I have been trying to get my pain clinic to do it but they said if I even mention it again they will kick me out so they got me on morphine er and opana ir.

That's strict. It's like being at Hogwarts and talking about He-Who-Must-Not-Be-Named. Crappy that you can't even inquire about a different medication, especially since methadone is known for being longer lasting.
 
I can't fathom any reason other than greed that psych wards and detox have been combined. In the states all the detox units are also a psych ward.

I don't see how that is not a recipe for disaster because you got people who are feeling horrid and irritable surrounded by people who are annoying and can't help it and may or may not know whether the behaviors they can't control affect others.

The last time I was in detox this schizo guy followed me around like I was his best friend because I was just too polite to be cruel. He was obsessed with hip hop and spoke in raps that always rhymed. He had delusions of having close connections to certain high profile celebrities and rappers that he knew when they were aliens, yeah when they were aliens.

So anyways this dude told me both his life stories from being molested by Eminem at the age of 14 to create a bride (eminem's daughter) for him to how Eminem doesn't respond to his letters so he needs a motorcycle and some guns to hunt him down and he ended up in the psych ward after his mother wouldn't get him a motorcycle after doing 11 years for arson and drug posession.
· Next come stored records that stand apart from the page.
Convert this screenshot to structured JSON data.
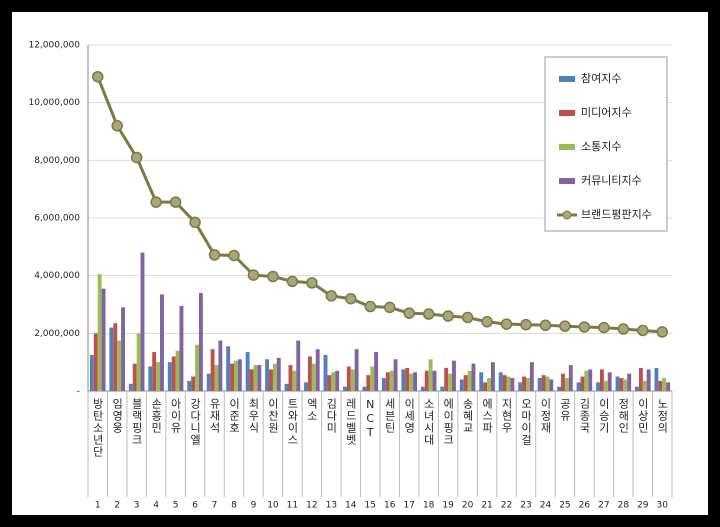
{
  "chart_data": {
    "type": "bar",
    "categories": [
      "방탄소년단",
      "임영웅",
      "블랙핑크",
      "손흥민",
      "아이유",
      "강다니엘",
      "유재석",
      "이준호",
      "최우식",
      "이찬원",
      "트와이스",
      "엑소",
      "김다미",
      "레드벨벳",
      "NCT",
      "세븐틴",
      "이세영",
      "소녀시대",
      "에이핑크",
      "송혜교",
      "에스파",
      "지현우",
      "오마이걸",
      "이정재",
      "공유",
      "김종국",
      "이승기",
      "정해인",
      "이상민",
      "노정의"
    ],
    "category_numbers": [
      1,
      2,
      3,
      4,
      5,
      6,
      7,
      8,
      9,
      10,
      11,
      12,
      13,
      14,
      15,
      16,
      17,
      18,
      19,
      20,
      21,
      22,
      23,
      24,
      25,
      26,
      27,
      28,
      29,
      30
    ],
    "ylim": [
      0,
      12000000
    ],
    "yticks": [
      {
        "value": 0,
        "label": "-"
      },
      {
        "value": 2000000,
        "label": "2,000,000"
      },
      {
        "value": 4000000,
        "label": "4,000,000"
      },
      {
        "value": 6000000,
        "label": "6,000,000"
      },
      {
        "value": 8000000,
        "label": "8,000,000"
      },
      {
        "value": 10000000,
        "label": "10,000,000"
      },
      {
        "value": 12000000,
        "label": "12,000,000"
      }
    ],
    "grid": true,
    "legend": "top-right",
    "series": [
      {
        "name": "참여지수",
        "type": "bar",
        "color": "#4f81bd",
        "values": [
          1250000,
          2200000,
          250000,
          850000,
          1000000,
          350000,
          600000,
          1550000,
          1350000,
          1100000,
          250000,
          300000,
          1250000,
          150000,
          150000,
          450000,
          750000,
          150000,
          150000,
          400000,
          650000,
          650000,
          300000,
          450000,
          150000,
          300000,
          300000,
          500000,
          150000,
          800000
        ]
      },
      {
        "name": "미디어지수",
        "type": "bar",
        "color": "#c0504d",
        "values": [
          2000000,
          2350000,
          950000,
          1350000,
          1200000,
          500000,
          1450000,
          950000,
          750000,
          750000,
          900000,
          1200000,
          550000,
          850000,
          550000,
          650000,
          800000,
          700000,
          800000,
          550000,
          300000,
          550000,
          500000,
          550000,
          600000,
          500000,
          750000,
          450000,
          800000,
          350000
        ]
      },
      {
        "name": "소통지수",
        "type": "bar",
        "color": "#9bbb59",
        "values": [
          4050000,
          1750000,
          2000000,
          1000000,
          1400000,
          1600000,
          900000,
          1050000,
          900000,
          950000,
          700000,
          950000,
          650000,
          750000,
          850000,
          700000,
          600000,
          1100000,
          600000,
          700000,
          450000,
          500000,
          450000,
          500000,
          450000,
          700000,
          350000,
          400000,
          350000,
          450000
        ]
      },
      {
        "name": "커뮤니티지수",
        "type": "bar",
        "color": "#8064a2",
        "values": [
          3550000,
          2900000,
          4800000,
          3350000,
          2950000,
          3400000,
          1750000,
          1100000,
          900000,
          1150000,
          1750000,
          1450000,
          700000,
          1450000,
          1350000,
          1100000,
          650000,
          700000,
          1050000,
          950000,
          1000000,
          450000,
          1000000,
          400000,
          900000,
          750000,
          650000,
          600000,
          750000,
          300000
        ]
      },
      {
        "name": "브랜드평판지수",
        "type": "line",
        "color": "#7a7a44",
        "marker_color": "#aaa67a",
        "values": [
          10900000,
          9200000,
          8100000,
          6550000,
          6550000,
          5850000,
          4720000,
          4700000,
          4020000,
          3970000,
          3800000,
          3750000,
          3300000,
          3200000,
          2930000,
          2900000,
          2700000,
          2670000,
          2600000,
          2550000,
          2400000,
          2320000,
          2300000,
          2280000,
          2250000,
          2220000,
          2200000,
          2150000,
          2100000,
          2050000
        ]
      }
    ]
  }
}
He tried to hang himself and then he was sedated to reality and I could see it hurt him to leave his delusions behind.

I know this sounds horrid but usually I found the people in the psych ward as the best for of entertainment. If a staff member irritated me I could easily rile up the mentally ill. I got pissed about an involuntary drug withdrawal psych hold going past 72 hours so I got the mentally ill on the verge of riot and the staff is like "OK you can leave right now if you talk them down." So I guess I used the people around me in there for my own means.

Still the whole place is a GBH assault waiting to happen and I don't see how people don't recognize that.
 
I am in withdrawal every day, all day. Been that way for over a year. Kicked benzos and opiates plenty of times but the damn psych drugs fucked me off. Zyprexa has pretty much fried my brain. I don't if anyone can really fathom what being in withdrawal for a over a year is like, but its a long ass time. It has been the worst feeling in the world and really indescribable unless you have felt it before. It's a constant pulse surging through your veins that makes you hate to be alive. I have also kicked phenibut, opiates, and alcohol at various points inside of this withdrawal bc I was using them to cope. Kicking kratom starting tomorrow, no biggie, its all the same anymore. You learn to live outside of your skin. I seem to be permanently manic now, not the fun, euphoric, cocaine type of manic either. Can't sleep and all speedy. I am constantly hot. Sweating all of the time. Mood swings, paranoia, and hundreds of symptoms. A bad trip gone bad. I think it has permanently effected my mind in some ways. You can't experience that type of mental anguish for that long and not be permanently affected. FUCK!
 
1-2 times a month. Shits gay but I'm fortunately not very physically addicted to much. Mostly just psychologically addicted to benzo's and stimulants.

Edit: I had said 1-2x a week when it was supposed to say 1-2x a month.